More recently, stories have broken out detailing that BHP has managed to sell some tonnage to Chinese traders, outlining that some in the market are willing to take deliveries of iron ore. Still, with the negotiations between BHP and CMRG still at a standstill, and Chinese iron ore stocks at a multi-month high, it would be logical to expect imports of iron ore into China to soften before the end of 2025.
Coal
The Signal Ocean Platform data indicated that global coal exports reached 127mt in September, effectively flat month-on-month but 2% higher y/y. The modest annual increase was supported by a 4% rise in thermal coal shipments, underscoring steady demand despite broader volatility in the energy market.
The strength in thermal coal flows was concentrated in East Asia, where demand has remained firm since surging in August. In China, restrictions on domestic coal production have tightened supply, keeping it lower than last year's production, and pushed domestic prices higher, enhancing the relative competitiveness of imported coal. At the same time, robust manufacturing and power generation activity across other East Asian economies, notably South Korea and Japan, has sustained regional import demand. South Korea saw imports of thermal coal up 47% y/y in September, and Japan's imports were up 5% y/y.
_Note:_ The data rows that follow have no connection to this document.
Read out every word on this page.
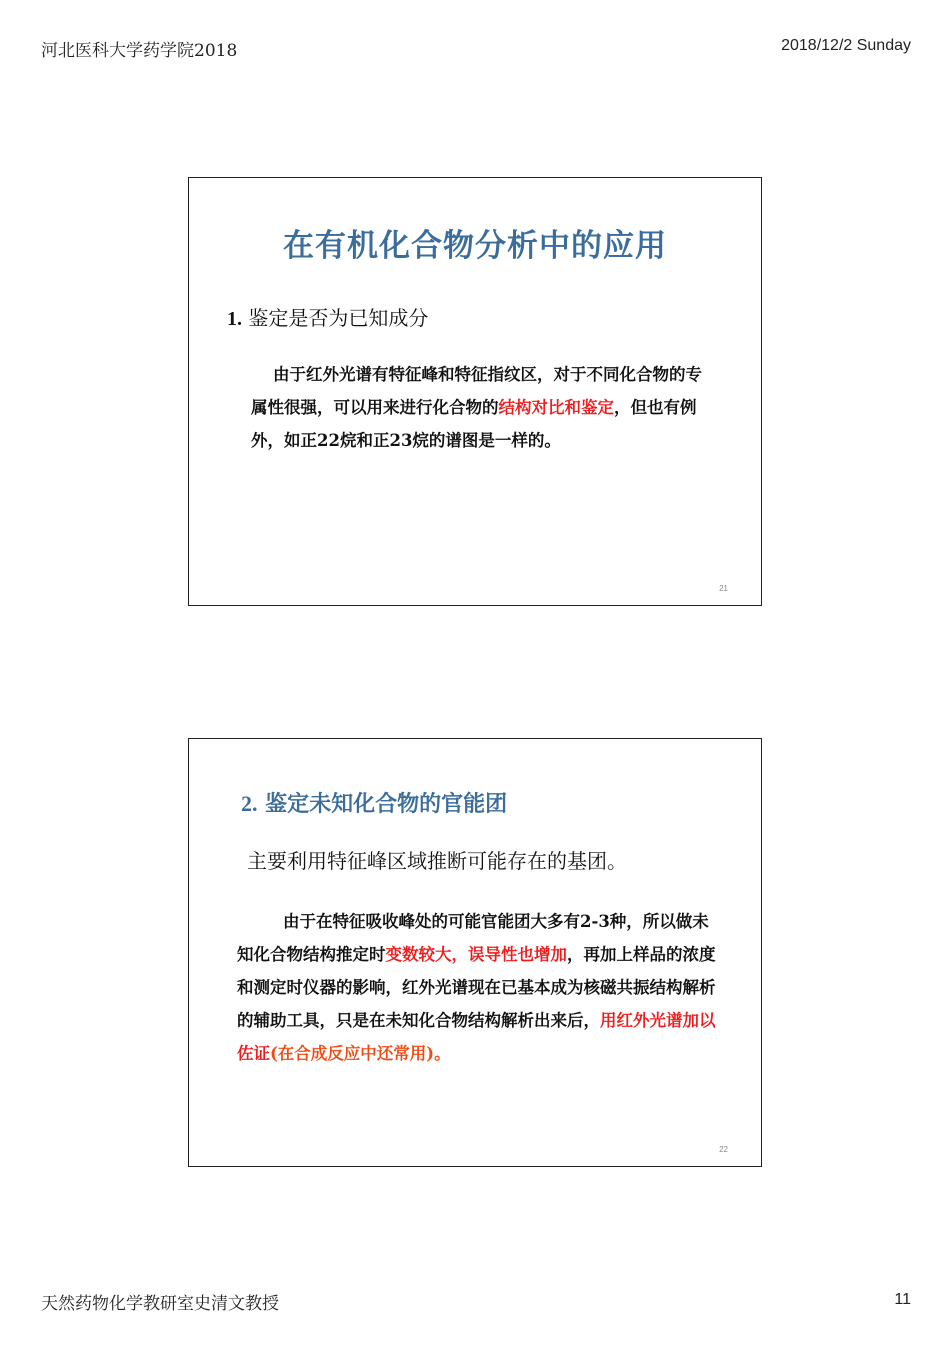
河北医科大学药学院2018	2018/12/2 Sunday
在有机化合物分析中的应用
1. 鉴定是否为已知成分
由于红外光谱有特征峰和特征指纹区，对于不同化合物的专属性很强，可以用来进行化合物的结构对比和鉴定，但也有例外，如正22烷和正23烷的谱图是一样的。
21
2. 鉴定未知化合物的官能团
主要利用特征峰区域推断可能存在的基团。
由于在特征吸收峰处的可能官能团大多有2-3种，所以做未知化合物结构推定时变数较大，误导性也增加，再加上样品的浓度和测定时仪器的影响，红外光谱现在已基本成为核磁共振结构解析的辅助工具，只是在未知化合物结构解析出来后，用红外光谱加以佐证(在合成反应中还常用)。
22
天然药物化学教研室史清文教授	11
The short-term demand picture for thermal coal is positive. China will continue to restrict output from its domestic coal mines, limiting supply at a time when the East Asian region heads into winter and there is typically higher power demand. Australia is the most likely to step in and supply the coal, as we have already seen thermal coal exports surge by 21% in September, heading mostly to East Asia.
The longer-term outlook, however, is not as positive for coal demand. China, the world's largest consumer of coal for electricity generation, has invested heavily in renewable energy infrastructure to provide adequate base load for power in the coming years. There has been a high rate of new coal power stations being commissioned, with 2025 H1 seeing the largest amount of coal-fired capacity being added since 2015, but this was to be expected given the 2030 peak carbon deadline set by the Chinese government. From 2030, coal demand in China will consistently soften.
Grains- Soybeans
Signal Ocean measured global soybean exports reached 13.3mt, up 37% y/y. China, the largest consumer of soybeans globally, saw imports of soybeans surge 66% in September, driving the global increase in exports. From 2022 to now, China has received 21% of all its soybean imports from the U.S. However, in September 2025, no U.S.-origin soybeans were discharged in China for the first time since 2018. We explored the new sources in a previous article here.
The tariffs imposed by China on U.S. soybeans have been what the market has pointed to as the reason for this drop off. Those soybeans arriving in China from the U.S. before September are from previously harvested supplies. The absence of any U.S.-origin soybeans arriving in China from September 2025 shows that none of the latest harvest of U.S. soybeans has been purchased by Chinese buyers.
Without a positive resolution to the trade talks between the U.S. and China, U.S. farmers will come under pressure, as buyers in other countries are unlikely to require the volumes that China typically purchases. The move could also impact China at the start of next year, when Brazil enters its harvest season, as there is no indication of how much old crop Brazil, the largest supplier of soybeans to China, has left. This could see Chinese buyers look to U.S. soybeans over this period to keep the flows incoming.